Risco é perder o controle
O lado negativo dessa mistura poderosa de pensamentos e sentimentos positivos é que parece ser incrivelmente difícil de controlar e resistir à vontade de beber. Os pesquisadores alertam que, segundo evidências, crenças positivas podem nos fazer sentir que temos menos controle sobre nosso pensamento e comportamento.
A equipe diz ter experiência com estudos sobre dependência de substâncias e outras condições de saúde mental. E, com base neles, afirma que a capacidade de controlar a forma como pensamos sobre as coisas – seja positiva ou negativa – é fundamental para a mudança de comportamento e um estado mental equilibrado.
Tenha consciência dos seus pensamentos
Para assumir o controle da maneira como você pensa sobre algo, você primeiro precisa se conscientizar de seus padrões de pensamento prolongados. Quanto melhor você se tornar em “pensar sobre o seu pensamento”, explicam os autores, mais fácil será controlar tanto seus pensamentos positivos quanto negativos.
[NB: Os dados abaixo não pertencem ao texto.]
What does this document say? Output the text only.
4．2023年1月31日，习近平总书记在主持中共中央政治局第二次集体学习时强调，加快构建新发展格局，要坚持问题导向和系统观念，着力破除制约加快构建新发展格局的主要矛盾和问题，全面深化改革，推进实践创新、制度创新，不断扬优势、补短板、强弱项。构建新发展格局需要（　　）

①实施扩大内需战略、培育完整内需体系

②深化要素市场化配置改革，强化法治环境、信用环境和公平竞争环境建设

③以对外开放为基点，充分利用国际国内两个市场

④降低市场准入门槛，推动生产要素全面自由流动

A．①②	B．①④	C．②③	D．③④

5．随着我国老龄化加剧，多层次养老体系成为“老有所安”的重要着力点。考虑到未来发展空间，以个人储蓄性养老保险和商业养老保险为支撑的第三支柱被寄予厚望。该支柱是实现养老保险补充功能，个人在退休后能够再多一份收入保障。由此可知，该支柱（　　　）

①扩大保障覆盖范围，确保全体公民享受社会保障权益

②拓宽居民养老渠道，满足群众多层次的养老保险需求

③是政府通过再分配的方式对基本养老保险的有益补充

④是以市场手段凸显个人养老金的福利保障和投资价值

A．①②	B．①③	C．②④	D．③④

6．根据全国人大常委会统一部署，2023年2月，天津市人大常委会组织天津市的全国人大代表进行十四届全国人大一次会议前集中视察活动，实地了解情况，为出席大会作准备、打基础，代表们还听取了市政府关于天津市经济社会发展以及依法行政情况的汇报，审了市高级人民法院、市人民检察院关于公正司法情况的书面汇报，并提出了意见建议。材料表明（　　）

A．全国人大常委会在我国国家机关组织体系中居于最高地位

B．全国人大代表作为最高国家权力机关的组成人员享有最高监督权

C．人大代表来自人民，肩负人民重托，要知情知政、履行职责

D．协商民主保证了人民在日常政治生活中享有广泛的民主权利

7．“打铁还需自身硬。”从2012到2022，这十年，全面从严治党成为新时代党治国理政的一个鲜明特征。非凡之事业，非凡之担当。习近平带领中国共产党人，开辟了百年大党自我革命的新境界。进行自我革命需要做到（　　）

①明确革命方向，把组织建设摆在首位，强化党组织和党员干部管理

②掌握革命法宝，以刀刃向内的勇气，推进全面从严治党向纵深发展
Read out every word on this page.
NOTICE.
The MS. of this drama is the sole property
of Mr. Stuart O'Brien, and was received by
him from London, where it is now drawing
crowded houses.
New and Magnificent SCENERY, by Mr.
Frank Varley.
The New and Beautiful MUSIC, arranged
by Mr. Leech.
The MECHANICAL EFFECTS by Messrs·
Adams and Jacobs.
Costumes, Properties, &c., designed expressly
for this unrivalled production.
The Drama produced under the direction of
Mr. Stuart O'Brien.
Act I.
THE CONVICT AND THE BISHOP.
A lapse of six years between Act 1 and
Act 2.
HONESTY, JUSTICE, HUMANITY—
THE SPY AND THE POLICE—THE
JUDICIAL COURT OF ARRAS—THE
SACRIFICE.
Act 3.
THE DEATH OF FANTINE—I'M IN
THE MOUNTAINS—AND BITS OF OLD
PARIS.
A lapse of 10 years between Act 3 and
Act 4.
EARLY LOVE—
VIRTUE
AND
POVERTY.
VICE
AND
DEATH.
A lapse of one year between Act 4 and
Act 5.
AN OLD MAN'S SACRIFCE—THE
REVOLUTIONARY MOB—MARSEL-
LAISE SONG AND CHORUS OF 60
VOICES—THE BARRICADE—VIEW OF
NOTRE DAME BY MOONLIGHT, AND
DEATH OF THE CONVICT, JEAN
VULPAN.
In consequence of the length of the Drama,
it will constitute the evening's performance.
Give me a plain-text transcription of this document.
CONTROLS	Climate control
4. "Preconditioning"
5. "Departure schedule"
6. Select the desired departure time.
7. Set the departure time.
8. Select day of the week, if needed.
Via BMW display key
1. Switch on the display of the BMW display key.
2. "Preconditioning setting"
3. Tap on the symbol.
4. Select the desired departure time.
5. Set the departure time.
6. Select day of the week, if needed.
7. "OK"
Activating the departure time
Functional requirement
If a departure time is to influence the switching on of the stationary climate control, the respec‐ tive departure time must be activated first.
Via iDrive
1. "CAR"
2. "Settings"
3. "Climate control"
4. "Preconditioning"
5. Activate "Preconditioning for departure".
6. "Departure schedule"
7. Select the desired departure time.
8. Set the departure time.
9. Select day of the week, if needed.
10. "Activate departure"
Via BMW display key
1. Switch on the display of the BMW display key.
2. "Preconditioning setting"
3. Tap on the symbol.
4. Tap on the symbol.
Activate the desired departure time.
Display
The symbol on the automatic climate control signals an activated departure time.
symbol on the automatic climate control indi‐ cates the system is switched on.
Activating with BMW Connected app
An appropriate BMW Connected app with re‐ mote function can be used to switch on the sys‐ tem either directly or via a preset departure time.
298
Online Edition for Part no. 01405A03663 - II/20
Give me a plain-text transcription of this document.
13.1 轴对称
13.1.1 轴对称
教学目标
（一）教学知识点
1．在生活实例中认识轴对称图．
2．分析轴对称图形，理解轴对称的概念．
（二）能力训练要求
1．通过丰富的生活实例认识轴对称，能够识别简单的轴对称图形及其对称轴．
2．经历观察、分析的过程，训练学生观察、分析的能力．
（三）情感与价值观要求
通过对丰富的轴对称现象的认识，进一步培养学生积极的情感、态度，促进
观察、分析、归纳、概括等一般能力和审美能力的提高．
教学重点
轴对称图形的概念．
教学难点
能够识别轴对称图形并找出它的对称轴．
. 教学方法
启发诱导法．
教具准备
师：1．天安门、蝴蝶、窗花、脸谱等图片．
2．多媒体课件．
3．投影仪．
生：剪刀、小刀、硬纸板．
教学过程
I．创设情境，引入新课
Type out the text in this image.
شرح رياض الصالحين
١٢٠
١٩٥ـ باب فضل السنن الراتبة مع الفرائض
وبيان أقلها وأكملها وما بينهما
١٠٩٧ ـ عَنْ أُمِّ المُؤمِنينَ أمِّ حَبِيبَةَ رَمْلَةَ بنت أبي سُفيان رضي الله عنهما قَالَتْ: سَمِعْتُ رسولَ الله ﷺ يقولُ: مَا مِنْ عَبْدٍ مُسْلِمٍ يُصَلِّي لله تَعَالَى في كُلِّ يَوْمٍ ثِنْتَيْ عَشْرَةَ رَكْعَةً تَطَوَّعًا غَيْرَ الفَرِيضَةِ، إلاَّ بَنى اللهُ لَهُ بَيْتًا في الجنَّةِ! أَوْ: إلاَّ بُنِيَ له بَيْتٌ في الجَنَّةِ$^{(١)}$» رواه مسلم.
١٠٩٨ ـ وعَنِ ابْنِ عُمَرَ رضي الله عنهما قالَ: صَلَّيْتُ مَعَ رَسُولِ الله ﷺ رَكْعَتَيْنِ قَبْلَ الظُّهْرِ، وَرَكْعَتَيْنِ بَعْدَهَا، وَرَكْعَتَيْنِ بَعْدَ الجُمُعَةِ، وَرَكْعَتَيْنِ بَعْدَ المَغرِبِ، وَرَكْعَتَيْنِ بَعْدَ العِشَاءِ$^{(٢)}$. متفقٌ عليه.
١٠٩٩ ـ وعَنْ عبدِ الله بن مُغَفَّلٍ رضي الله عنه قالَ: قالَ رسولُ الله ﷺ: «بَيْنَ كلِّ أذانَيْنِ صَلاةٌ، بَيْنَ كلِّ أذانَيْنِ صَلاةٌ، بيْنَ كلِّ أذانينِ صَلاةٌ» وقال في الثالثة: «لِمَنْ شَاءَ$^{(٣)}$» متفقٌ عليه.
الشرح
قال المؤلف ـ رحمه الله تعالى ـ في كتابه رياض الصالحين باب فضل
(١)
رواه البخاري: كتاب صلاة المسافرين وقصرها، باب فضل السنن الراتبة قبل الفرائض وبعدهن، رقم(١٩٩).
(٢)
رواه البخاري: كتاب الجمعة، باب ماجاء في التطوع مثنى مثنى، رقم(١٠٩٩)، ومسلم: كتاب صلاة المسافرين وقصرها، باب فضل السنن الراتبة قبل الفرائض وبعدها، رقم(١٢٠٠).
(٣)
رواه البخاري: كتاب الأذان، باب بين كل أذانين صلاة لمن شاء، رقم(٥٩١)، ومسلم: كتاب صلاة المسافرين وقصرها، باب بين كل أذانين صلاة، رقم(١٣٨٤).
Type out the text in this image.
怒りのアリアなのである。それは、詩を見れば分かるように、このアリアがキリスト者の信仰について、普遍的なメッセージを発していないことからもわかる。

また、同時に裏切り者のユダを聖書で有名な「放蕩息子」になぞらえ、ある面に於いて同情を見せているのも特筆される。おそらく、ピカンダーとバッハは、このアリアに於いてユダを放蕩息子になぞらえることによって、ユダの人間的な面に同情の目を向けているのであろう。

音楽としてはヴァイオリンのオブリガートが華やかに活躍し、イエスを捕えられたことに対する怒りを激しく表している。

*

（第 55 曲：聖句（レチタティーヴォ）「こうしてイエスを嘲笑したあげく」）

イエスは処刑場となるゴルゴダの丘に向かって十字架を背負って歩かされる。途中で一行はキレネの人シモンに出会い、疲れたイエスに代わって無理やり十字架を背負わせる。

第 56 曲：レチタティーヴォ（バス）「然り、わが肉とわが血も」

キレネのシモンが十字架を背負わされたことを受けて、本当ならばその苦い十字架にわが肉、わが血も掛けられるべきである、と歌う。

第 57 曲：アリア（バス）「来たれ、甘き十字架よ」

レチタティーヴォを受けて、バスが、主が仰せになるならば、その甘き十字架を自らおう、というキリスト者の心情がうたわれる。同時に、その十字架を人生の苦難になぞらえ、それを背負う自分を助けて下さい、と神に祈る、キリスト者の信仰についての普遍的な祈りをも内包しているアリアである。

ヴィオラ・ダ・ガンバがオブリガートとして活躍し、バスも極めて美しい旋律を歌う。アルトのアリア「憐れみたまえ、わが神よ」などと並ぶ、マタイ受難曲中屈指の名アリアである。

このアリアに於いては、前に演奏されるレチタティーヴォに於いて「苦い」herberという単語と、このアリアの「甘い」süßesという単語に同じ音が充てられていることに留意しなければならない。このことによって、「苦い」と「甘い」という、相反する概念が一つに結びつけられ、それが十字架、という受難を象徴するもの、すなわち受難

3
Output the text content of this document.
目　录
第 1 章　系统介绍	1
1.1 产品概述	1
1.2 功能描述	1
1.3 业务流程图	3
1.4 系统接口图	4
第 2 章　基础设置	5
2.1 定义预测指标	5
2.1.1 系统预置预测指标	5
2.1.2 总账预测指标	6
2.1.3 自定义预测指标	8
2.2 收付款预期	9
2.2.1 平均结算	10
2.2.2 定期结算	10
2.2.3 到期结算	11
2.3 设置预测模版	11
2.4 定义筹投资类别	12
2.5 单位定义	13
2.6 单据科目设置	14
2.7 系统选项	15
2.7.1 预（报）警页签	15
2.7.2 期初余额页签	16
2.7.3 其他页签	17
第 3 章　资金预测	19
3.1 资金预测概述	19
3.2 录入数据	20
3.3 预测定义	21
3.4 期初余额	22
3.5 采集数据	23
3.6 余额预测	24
Por exemplo, se você pensar algo como “Estou me sentindo bem, então mereço beber neste fim de semana”, procure deixar o pensamento de lado – uma técnica chamada de “atenção plena desapegada”. Também vale lembrar a si mesmo que é difícil parar de desejar algo se você pensar muito sobre isso.
Tente pensar nos pensamentos positivos e negativos que você tem como algo semelhante a mensagens de texto. Não podemos controlar se a mensagem que recebemos é boa ou ruim, mas temos total controle sobre responder a ela ou não. Esse exercício pode ajudar a ganhar controle sobre seu raciocínio de desejo e, portanto, suas escolhas em relação ao consumo de bebidas.
Comportamentos são modificáveis
O bom humor também tem sido implicado em outros comportamentos viciantes, como o uso de nicotina, o jogo patológico e a dependência de pornografia na internet. Isso indica, de acordo com os pesquisadores, que o bom humor nem sempre é o caminho para um corpo e mente saudáveis, como muita gente acredita.
O mais importante, eles concluem, é a capacidade de ser flexível na forma como pensamos e nos comportamos em relação aos estados de humor positivos e negativos. E lembrar sempre que podemos fazer escolhas em relação ao nosso comportamento, independente dos padrões de pensamento que desenvolvemos.